Johnson"), Rupert A. Johnson, Jr. ("Mr. R. Johnson") and Franklin Advisers
Inc. ("FAI"), FRI, Mr. C. Johnson, Mr. R. Johnson and FAI owned an
aggregate of 2,197,700 shares. This filing indicates that FAI has sole
power to vote over 2,166,300 shares, that FAI has sole dispositive power
over 2,166,300 shares and Franklin Management Inc. has sole dispositive
power over 31,470 shares, and that FRI, Mr. C. Johnson and Mr. R. Johnson
are deemed to have beneficial ownership of 2,197,300 shares, and FAI has
beneficial ownership of 2,166,300 shares. None of these persons have
voting powers over 31,470 shares.
(5) Includes 83,750 shares issuable upon the exercise of stock options.
(6) Includes 131,250 shares issuable upon the exercise of stock options.
(7) Includes 18,750 shares issuable upon the exercise of stock options.
(8) Includes 30,000 shares issuable upon the exercise of stock options.
(9) Includes 30,000 shares issuable upon the exercise of stock options.
(10) Includes 22,500 shares issuable upon the exercise of stock options.
(11) Includes 5,061 shares held in custodial accounts for the benefit of Mr.
Niner's children.
<PAGE>
14
(12) Includes 156,632 shares held as trustee of the Vargas Family Trust for the
benefit of Mr. Vargas and certain members of his family as to which Mr.
Vargas has sole voting and dispositive power.
(13) Less than 1%.
ITEM 13. CERTAIN RELATIONSHIPS AND RELATED TRANSACTIONS
The Company is not a party to any relationship or transaction required
to be disclosed pursuant to Item 404 of Regulation S-K in this Amendment No. 1
to the 1998 Form 10-K.
<PAGE>
15
SIGNATURES(1)
Pursuant to the requirements of Section 13 or 15(d) of the Securities
Exchange Act of 1934, the registrant has duly caused this amendment to its
report to be signed on its behalf by the undersigned, thereunto duly authorized.

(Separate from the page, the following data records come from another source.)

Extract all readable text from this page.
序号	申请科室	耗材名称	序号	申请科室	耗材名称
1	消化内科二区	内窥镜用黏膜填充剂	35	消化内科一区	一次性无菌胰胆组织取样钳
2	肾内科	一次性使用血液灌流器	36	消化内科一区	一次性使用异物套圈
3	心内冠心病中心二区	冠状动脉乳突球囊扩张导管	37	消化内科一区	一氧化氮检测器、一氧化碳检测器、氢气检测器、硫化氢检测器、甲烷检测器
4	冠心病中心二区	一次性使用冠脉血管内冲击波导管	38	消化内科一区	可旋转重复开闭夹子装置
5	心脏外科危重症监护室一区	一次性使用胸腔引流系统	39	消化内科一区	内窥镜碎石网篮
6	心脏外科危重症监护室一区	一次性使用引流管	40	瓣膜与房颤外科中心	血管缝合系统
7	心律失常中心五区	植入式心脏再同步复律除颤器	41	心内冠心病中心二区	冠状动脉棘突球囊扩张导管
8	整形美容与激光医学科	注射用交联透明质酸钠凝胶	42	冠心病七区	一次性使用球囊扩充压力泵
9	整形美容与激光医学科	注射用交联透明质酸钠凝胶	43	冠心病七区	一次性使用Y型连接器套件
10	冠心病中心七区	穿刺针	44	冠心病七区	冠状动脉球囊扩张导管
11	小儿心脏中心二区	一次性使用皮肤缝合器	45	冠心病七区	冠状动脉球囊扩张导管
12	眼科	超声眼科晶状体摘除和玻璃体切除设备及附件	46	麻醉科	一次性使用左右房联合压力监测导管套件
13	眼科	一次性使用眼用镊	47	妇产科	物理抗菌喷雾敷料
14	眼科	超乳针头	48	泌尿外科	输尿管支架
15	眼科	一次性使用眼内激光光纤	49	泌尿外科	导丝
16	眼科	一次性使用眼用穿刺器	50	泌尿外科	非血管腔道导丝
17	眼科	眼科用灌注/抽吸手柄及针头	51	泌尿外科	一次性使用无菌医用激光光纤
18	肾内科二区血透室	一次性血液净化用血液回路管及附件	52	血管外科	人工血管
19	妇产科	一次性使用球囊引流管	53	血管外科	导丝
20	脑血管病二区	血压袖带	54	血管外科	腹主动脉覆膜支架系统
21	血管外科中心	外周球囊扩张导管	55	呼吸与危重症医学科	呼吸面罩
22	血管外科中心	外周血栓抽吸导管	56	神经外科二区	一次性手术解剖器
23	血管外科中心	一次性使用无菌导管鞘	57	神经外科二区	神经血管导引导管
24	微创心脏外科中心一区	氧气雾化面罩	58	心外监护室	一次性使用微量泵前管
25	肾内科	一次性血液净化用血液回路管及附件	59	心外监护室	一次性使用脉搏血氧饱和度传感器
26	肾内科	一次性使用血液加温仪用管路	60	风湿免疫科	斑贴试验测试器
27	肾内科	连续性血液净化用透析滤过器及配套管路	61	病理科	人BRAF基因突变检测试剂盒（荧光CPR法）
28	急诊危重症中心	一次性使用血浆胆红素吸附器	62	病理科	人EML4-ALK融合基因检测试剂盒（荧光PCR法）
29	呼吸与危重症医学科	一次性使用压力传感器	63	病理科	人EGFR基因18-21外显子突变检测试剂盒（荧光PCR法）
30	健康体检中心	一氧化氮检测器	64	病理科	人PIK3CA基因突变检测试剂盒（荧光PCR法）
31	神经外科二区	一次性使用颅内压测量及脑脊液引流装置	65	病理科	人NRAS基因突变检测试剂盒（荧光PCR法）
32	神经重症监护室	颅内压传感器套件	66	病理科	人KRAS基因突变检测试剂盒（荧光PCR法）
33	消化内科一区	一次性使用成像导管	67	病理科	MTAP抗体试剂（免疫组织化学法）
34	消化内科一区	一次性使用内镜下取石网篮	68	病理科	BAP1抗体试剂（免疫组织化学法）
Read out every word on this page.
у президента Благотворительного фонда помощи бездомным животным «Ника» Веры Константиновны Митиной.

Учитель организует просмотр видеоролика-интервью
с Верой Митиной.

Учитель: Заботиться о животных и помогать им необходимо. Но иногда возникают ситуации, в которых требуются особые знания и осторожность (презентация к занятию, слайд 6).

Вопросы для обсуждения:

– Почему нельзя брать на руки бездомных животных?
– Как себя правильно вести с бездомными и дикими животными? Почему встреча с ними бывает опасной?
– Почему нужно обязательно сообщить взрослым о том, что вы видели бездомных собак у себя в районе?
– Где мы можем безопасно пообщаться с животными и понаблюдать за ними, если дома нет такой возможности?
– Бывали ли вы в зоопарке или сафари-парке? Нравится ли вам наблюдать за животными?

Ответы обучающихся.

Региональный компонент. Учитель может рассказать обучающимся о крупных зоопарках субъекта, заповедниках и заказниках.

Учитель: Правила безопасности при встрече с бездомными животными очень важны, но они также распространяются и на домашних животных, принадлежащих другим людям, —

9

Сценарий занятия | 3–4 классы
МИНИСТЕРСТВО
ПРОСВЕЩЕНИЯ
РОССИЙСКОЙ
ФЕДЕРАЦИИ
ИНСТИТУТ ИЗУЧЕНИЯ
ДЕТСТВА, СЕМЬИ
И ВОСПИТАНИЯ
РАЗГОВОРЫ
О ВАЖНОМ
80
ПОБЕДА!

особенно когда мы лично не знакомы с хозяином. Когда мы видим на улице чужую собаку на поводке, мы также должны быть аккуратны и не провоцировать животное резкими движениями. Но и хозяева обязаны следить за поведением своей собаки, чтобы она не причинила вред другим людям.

AIR EXPRESS INTERNATIONAL CORPORATION
By:
----------------------------------
Daniel J. McCauley
Vice President, Secretary and
General Counsel
Dated: April 30, 1999
- -----------------------
(1) This amendment has been executed in the same manner as a Form 8 would have
been executed prior to the rescission of Form 8. See, Part V.F.2. of
Release 34-31905 (February 23, 1993).